An innovative basic fibroblast growth factor (bFGF)-loaded polycaprolactone (PCL) fibrous membrane with highly aligned structure is developed for guided tissue regeneration (GTR). The aligned membrane is fabricated by electrospinning. In order to make efficient use of bFGF, PCL electrospun fibrous membrane is firstly surface-coated by self-polymerization of dopamine, and followed by immobilization of heparin via covalent conjugation to the polydopamine (PDA) layer. Subsequently, bFGF is loaded by binding to heparin. The loading yield of bFGF on heparin-immobilized PDA-coated PCL membrane significantly increases to around 7 times as compared with that of pure PCL membrane. NIH-3T3 cells show an enhanced proliferation and exhibit a stretched morphology aligned along the direction of the fibers on the aligned membranes. However, aligned bFGF-loaded PCL membrane exhibit a similar morphology but a highest cell density prolonged till 9 days. The synergetic effect of growth factor and topography would effectively regulate cell proliferation.

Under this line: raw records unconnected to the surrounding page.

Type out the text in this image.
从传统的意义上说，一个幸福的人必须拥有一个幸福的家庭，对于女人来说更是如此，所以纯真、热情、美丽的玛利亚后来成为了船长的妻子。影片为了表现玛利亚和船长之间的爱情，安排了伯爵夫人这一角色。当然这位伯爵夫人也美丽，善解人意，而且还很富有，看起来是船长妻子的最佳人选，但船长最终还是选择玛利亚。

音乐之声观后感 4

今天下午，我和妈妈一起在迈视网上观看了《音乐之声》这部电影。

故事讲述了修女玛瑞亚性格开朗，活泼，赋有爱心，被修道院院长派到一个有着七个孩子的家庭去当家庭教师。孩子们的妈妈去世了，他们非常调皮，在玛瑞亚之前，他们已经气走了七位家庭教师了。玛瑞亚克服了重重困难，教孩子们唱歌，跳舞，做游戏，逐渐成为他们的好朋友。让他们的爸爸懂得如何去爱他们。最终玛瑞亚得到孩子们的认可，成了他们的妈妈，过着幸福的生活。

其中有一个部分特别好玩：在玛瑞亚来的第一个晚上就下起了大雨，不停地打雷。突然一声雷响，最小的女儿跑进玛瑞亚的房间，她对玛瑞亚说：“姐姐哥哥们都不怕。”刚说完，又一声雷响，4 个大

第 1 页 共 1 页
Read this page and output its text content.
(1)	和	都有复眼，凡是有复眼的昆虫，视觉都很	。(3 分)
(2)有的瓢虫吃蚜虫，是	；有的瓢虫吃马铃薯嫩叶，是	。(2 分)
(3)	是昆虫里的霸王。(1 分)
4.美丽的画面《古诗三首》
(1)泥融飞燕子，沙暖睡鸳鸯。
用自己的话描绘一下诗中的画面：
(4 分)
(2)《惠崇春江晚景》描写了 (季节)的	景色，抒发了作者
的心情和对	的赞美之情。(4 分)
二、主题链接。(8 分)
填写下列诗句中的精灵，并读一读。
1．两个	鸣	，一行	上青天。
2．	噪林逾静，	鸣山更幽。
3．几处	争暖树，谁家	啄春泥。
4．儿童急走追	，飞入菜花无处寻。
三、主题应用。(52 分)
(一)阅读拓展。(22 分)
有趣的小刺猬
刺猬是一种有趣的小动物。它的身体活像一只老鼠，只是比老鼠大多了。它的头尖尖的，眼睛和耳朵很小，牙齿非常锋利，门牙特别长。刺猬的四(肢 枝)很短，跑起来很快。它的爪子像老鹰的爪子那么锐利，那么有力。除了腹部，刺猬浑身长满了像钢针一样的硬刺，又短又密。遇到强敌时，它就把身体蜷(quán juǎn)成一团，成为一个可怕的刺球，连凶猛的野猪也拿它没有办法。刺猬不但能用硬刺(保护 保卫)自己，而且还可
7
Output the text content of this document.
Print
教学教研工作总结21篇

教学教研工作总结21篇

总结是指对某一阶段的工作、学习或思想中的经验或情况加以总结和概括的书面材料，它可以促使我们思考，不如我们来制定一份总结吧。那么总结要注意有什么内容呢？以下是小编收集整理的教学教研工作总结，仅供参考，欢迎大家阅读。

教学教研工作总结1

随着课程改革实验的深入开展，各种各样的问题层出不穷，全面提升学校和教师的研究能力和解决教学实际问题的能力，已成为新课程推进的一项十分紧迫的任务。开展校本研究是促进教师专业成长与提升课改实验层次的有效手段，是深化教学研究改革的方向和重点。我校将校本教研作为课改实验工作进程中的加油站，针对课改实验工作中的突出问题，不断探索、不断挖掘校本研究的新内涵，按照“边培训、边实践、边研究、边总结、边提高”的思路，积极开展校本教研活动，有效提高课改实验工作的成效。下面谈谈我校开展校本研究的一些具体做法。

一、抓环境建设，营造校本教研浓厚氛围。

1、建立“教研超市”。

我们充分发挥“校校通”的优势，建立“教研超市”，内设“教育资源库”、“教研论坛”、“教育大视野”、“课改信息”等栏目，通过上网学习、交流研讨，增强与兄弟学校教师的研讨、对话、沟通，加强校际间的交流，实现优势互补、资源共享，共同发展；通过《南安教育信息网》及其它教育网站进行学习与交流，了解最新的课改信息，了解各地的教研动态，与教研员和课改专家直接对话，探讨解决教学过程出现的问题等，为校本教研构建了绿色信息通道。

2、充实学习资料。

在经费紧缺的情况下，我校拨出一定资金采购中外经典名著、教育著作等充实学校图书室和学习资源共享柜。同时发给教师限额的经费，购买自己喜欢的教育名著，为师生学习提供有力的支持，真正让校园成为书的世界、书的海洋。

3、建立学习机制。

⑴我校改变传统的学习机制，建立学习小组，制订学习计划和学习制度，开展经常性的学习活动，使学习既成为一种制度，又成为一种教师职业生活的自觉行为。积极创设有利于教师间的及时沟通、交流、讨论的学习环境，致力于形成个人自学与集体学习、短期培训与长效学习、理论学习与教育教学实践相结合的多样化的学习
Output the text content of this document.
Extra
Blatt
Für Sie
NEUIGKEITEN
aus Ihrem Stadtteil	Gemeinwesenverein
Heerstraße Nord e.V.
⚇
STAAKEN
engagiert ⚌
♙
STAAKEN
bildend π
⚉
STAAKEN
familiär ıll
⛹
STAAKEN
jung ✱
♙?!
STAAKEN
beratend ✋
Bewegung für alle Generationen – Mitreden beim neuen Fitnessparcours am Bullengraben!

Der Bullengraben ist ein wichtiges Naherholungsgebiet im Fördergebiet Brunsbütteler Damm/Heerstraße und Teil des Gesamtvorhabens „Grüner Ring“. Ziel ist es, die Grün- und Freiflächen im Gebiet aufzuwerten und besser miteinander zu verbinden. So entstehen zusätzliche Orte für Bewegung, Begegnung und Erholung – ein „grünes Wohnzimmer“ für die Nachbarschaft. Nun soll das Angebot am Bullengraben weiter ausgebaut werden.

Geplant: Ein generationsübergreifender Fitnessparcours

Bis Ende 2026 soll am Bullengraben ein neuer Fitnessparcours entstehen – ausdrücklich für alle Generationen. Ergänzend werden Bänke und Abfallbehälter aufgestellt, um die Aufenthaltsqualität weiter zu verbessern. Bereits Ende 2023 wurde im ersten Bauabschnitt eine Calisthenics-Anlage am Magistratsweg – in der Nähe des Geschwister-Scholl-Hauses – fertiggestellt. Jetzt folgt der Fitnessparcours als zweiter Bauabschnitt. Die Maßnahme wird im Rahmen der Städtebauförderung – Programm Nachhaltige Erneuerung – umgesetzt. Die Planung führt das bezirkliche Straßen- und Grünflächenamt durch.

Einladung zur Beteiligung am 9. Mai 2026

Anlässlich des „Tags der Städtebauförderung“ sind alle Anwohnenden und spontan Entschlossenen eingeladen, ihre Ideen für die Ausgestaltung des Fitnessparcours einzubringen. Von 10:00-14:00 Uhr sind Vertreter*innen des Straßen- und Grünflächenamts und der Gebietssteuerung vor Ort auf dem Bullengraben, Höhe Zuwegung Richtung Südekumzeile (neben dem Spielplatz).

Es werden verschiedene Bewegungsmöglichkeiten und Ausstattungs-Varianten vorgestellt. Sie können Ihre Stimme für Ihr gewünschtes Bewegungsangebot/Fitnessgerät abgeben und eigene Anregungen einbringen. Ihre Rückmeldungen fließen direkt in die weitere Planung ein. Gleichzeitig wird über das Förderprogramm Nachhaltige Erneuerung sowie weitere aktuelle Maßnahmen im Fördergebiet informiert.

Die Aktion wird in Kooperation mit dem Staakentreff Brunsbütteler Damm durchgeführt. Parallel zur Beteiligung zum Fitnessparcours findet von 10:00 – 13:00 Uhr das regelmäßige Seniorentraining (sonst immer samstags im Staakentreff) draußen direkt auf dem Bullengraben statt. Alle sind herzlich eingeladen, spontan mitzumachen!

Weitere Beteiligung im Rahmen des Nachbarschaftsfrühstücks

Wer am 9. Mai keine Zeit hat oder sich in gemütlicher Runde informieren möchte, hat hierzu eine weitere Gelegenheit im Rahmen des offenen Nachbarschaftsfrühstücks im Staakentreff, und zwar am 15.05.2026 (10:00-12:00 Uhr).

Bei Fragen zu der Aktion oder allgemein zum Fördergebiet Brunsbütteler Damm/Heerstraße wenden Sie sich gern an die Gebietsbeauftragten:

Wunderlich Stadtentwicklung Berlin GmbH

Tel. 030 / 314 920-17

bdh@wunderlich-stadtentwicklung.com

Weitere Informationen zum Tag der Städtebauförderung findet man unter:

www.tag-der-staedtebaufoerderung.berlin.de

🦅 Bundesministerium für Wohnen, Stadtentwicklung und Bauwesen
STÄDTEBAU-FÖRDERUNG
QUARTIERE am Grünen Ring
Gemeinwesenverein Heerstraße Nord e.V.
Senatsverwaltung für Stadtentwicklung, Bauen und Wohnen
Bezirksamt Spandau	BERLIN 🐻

开发了一种具有高度对齐结构的创新型基础成纤维细胞生长因子 (bFGF) 负载聚己内酯 (PCL) 纤维膜，用于引导组织再生 (GTR)。对齐的膜是通过静电纺丝制造的。为了有效利用 bFGF，PCL 电纺纤维膜首先通过多巴胺的自聚合进行表面涂层，然后通过与聚多巴胺 (PDA) 层的共价结合固定肝素。随后，通过与肝素结合加载 bFGF。与纯 PCL 膜相比，bFGF 在肝素固定化 PDA 涂层 PCL 膜上的负载率显着增加至 7 倍左右。NIH-3T3 细胞显示出增强的增殖并表现出沿排列膜上纤维方向排列的拉伸形态。然而，对齐的装载 bFGF 的 PCL 膜表现出相似的形态，但最高细胞密度延长至 9 天。生长因子和地形的协同作用将有效地调节细胞增殖。